Mehr über Pranic-Healing


Wie funktioniert Pranic-Healing?

Grundlage bilden folgende zwei Prinzipien:
   • das Prinzip der Lebensenergie und
   • das Prinzip der Selbstheilung.

Die Lebensenergie ist die universelle Energie, die jedem Lebewesen zur Verfügung steht und ohne die kein Leben möglich wäre. In vielen Traditionen ist diese bekannt und wird in den verschiedensten Heilkonzepten angewandt: Prana (Indien/Sanskrit), Ki (Japan), Chi (China) sind nur einige der unterschiedlichen Bezeichnungen für die Lebensenergie. Die Lebensenergie wird von unserem feinstofflichen Energiekörper (Aura*) aufgenommen und durch die Energiezentren (Chakras**) verteilt. Wenn dieses Energiesystem aus dem Gleichgewicht gerät wird auch der physische Körper in Mitleidenschaft gezogen.
  *Aura = feinstofflicher Energiekörper, der sich um den gesamten physischen Körper lichtkranzartig
    ersteckt und für hellsichtige Personen wahrnehmbar ist.
 **Chakren = Energiezentren, die sich in der Aura befinden und ebenfalls von Hellsichtigen
    wahrnehmbar sind.


Das Prinzip der Selbstheilung legt zugrunde, dass der Organismus die Fähigkeit hat sich grundsätzlich selbst zu heilen und zu regenerieren.
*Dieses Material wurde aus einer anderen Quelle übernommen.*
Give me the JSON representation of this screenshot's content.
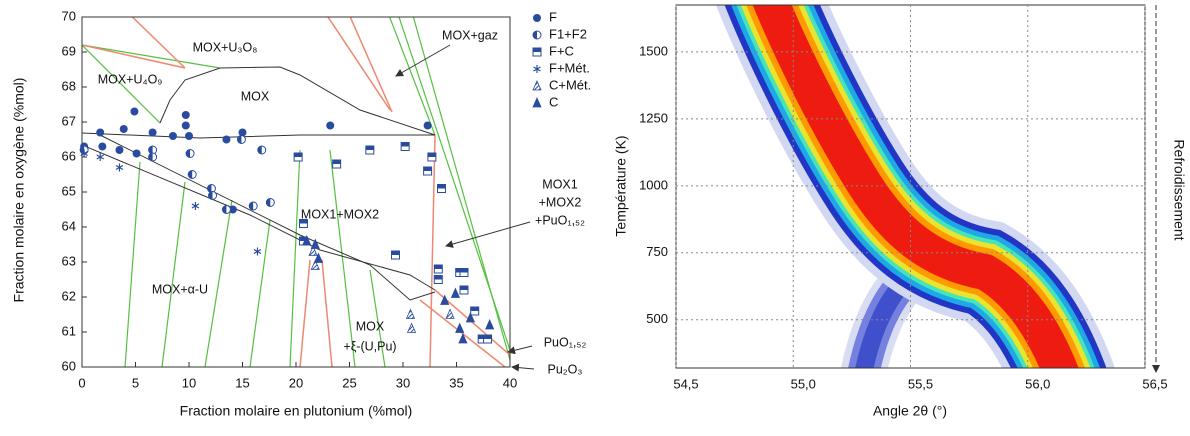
{
  "chart_data": [
    {
      "type": "scatter",
      "xlabel": "Fraction molaire en plutonium (%mol)",
      "ylabel": "Fraction molaire en oxygène (%mol)",
      "xlim": [
        0,
        40
      ],
      "ylim": [
        60,
        70
      ],
      "xticks": [
        0,
        5,
        10,
        15,
        20,
        25,
        30,
        35,
        40
      ],
      "yticks": [
        60,
        61,
        62,
        63,
        64,
        65,
        66,
        67,
        68,
        69,
        70
      ],
      "grid": false,
      "annotations": [
        "MOX+U₃O₈",
        "MOX+U₄O₉",
        "MOX",
        "MOX+gaz",
        "MOX1+MOX2",
        "MOX1",
        "+MOX2",
        "+PuO₁,₅₂",
        "MOX+α-U",
        "MOX",
        "+ξ-(U,Pu)",
        "PuO₁,₅₂",
        "Pu₂O₃"
      ],
      "series": [
        {
          "name": "F",
          "marker": "circle",
          "color": "#2a4c9e",
          "x": [
            4.9,
            9.7,
            9.7,
            3.9,
            1.7,
            6.6,
            8.5,
            10,
            13.5,
            15,
            23.2,
            32.3,
            1.9,
            3.5,
            5.1,
            14.1,
            0.2
          ],
          "values": [
            67.3,
            67.2,
            66.9,
            66.8,
            66.7,
            66.7,
            66.6,
            66.6,
            66.5,
            66.7,
            66.9,
            66.9,
            66.3,
            66.2,
            66.1,
            64.5,
            66.3
          ]
        },
        {
          "name": "F1+F2",
          "marker": "half-circle",
          "color": "#2a4c9e",
          "x": [
            6.6,
            6.6,
            10.1,
            10.3,
            12.1,
            12.2,
            13.5,
            14.9,
            16.8,
            16,
            17.6,
            0.2
          ],
          "values": [
            66.2,
            66.0,
            66.1,
            65.5,
            65.1,
            64.9,
            64.5,
            66.5,
            66.2,
            64.6,
            64.7,
            66.2
          ]
        },
        {
          "name": "F+C",
          "marker": "half-square",
          "color": "#2a4c9e",
          "x": [
            20.2,
            23.8,
            26.9,
            30.2,
            32.3,
            32.7,
            33.6,
            20.7,
            20.7,
            29.3,
            33.3,
            33.3,
            35.3,
            35.7,
            35.7,
            36.7,
            37.4,
            37.9
          ],
          "values": [
            66.0,
            65.8,
            66.2,
            66.3,
            65.6,
            66.0,
            65.1,
            64.1,
            63.6,
            63.2,
            62.8,
            62.5,
            62.7,
            62.7,
            62.2,
            61.6,
            60.8,
            60.8
          ]
        },
        {
          "name": "F+Mét.",
          "marker": "asterisk",
          "color": "#2a4c9e",
          "x": [
            0.2,
            1.7,
            3.5,
            10.6,
            16.4
          ],
          "values": [
            66.1,
            66.0,
            65.7,
            64.6,
            63.3
          ]
        },
        {
          "name": "C+Mét.",
          "marker": "striped-triangle",
          "color": "#2a4c9e",
          "x": [
            21.6,
            21.8,
            30.7,
            30.8,
            34.4
          ],
          "values": [
            63.3,
            62.9,
            61.5,
            61.1,
            61.5
          ]
        },
        {
          "name": "C",
          "marker": "triangle",
          "color": "#2a4c9e",
          "x": [
            21,
            21.8,
            22.1,
            33.9,
            34.9,
            36.3,
            35.3,
            35.6,
            38.1
          ],
          "values": [
            63.6,
            63.5,
            63.1,
            61.9,
            62.1,
            61.4,
            61.1,
            60.8,
            61.2
          ]
        }
      ]
    },
    {
      "type": "heatmap",
      "xlabel": "Angle 2θ (°)",
      "ylabel": "Température (K)",
      "annotation": "Refroidissement",
      "xlim": [
        54.5,
        56.5
      ],
      "ylim": [
        320,
        1675
      ],
      "xticks": [
        {
          "value": 54.5,
          "label": "54,5"
        },
        {
          "value": 55,
          "label": "55,0"
        },
        {
          "value": 55.5,
          "label": "55,5"
        },
        {
          "value": 56,
          "label": "56,0"
        },
        {
          "value": 56.5,
          "label": "56,5"
        }
      ],
      "yticks": [
        500,
        750,
        1000,
        1250,
        1500
      ],
      "grid": true
    }
  ]
}
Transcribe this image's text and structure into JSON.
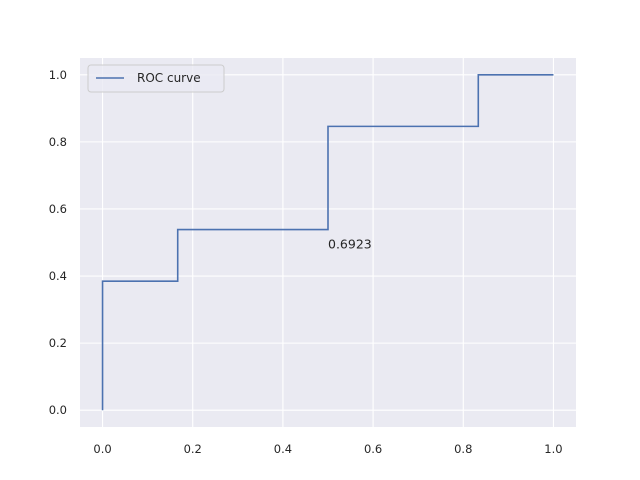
{
  "chart_data": {
    "type": "line",
    "title": "",
    "xlabel": "",
    "ylabel": "",
    "xlim": [
      -0.05,
      1.05
    ],
    "ylim": [
      -0.05,
      1.05
    ],
    "x_ticks": [
      0.0,
      0.2,
      0.4,
      0.6,
      0.8,
      1.0
    ],
    "x_tick_labels": [
      "0.0",
      "0.2",
      "0.4",
      "0.6",
      "0.8",
      "1.0"
    ],
    "y_ticks": [
      0.0,
      0.2,
      0.4,
      0.6,
      0.8,
      1.0
    ],
    "y_tick_labels": [
      "0.0",
      "0.2",
      "0.4",
      "0.6",
      "0.8",
      "1.0"
    ],
    "grid": true,
    "legend_position": "top-left",
    "series": [
      {
        "name": "ROC curve",
        "color": "#4c72b0",
        "x": [
          0.0,
          0.0,
          0.0,
          0.1667,
          0.1667,
          0.5,
          0.5,
          0.8333,
          0.8333,
          1.0
        ],
        "y": [
          0.0,
          0.0,
          0.3846,
          0.3846,
          0.5385,
          0.5385,
          0.8462,
          0.8462,
          1.0,
          1.0
        ]
      }
    ],
    "annotations": [
      {
        "text": "0.6923",
        "x": 0.5,
        "y": 0.5
      }
    ]
  }
}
Nehmen Sie zum Beispiel einen Knochenbruch: Der Bruch wird von einem Arzt diagnostiziert, dann gerichtet und eingegipst. Die eigentliche Heilung – das Aneinanderwachsen der Knochen – geschieht von selbst.


Was ist Prana?

Prana ist Lebensenergie oder Lebenskraft. Jedes Lebewesen verfügt automatisch über ein bestimmtes Maß an Prana. Durch Stress, falsche Ernährung, negative Emotionen und vielem mehr kommt dieser natürliche Haushalt ins Ungleichgewicht. Es gibt drei Hauptquellen für Prana:
  • Sonne – die Aufnahme von Sonnenprana erfolgt durch den Lichtkontakt im Freien
  • Luft – das Luftprana wird durch das Einatmen absorbiert
  • Erde – Erdprana wird automatisch durch die Fußsohlen aufgenommen.


Was ist die Aura?

Der physischen Körper ist von einem eigenen Energiefeld umgeben, welches auch Aura genannt wird. Im Pranic Healing unterscheidet man die innere und die äußere Aura. Die innere Aura erstreckt sich vom physischen Körper ca. zehn bis zwölf Zentimeter und ist elementarer Bestandteil der Prana-Anwendung. Die äußere Aura dehnt sich ca. einen Meter vom Körper aus. Dazwischen befindet sich die Gesundheitsaura mit ihren Gesundheitsstrahlen.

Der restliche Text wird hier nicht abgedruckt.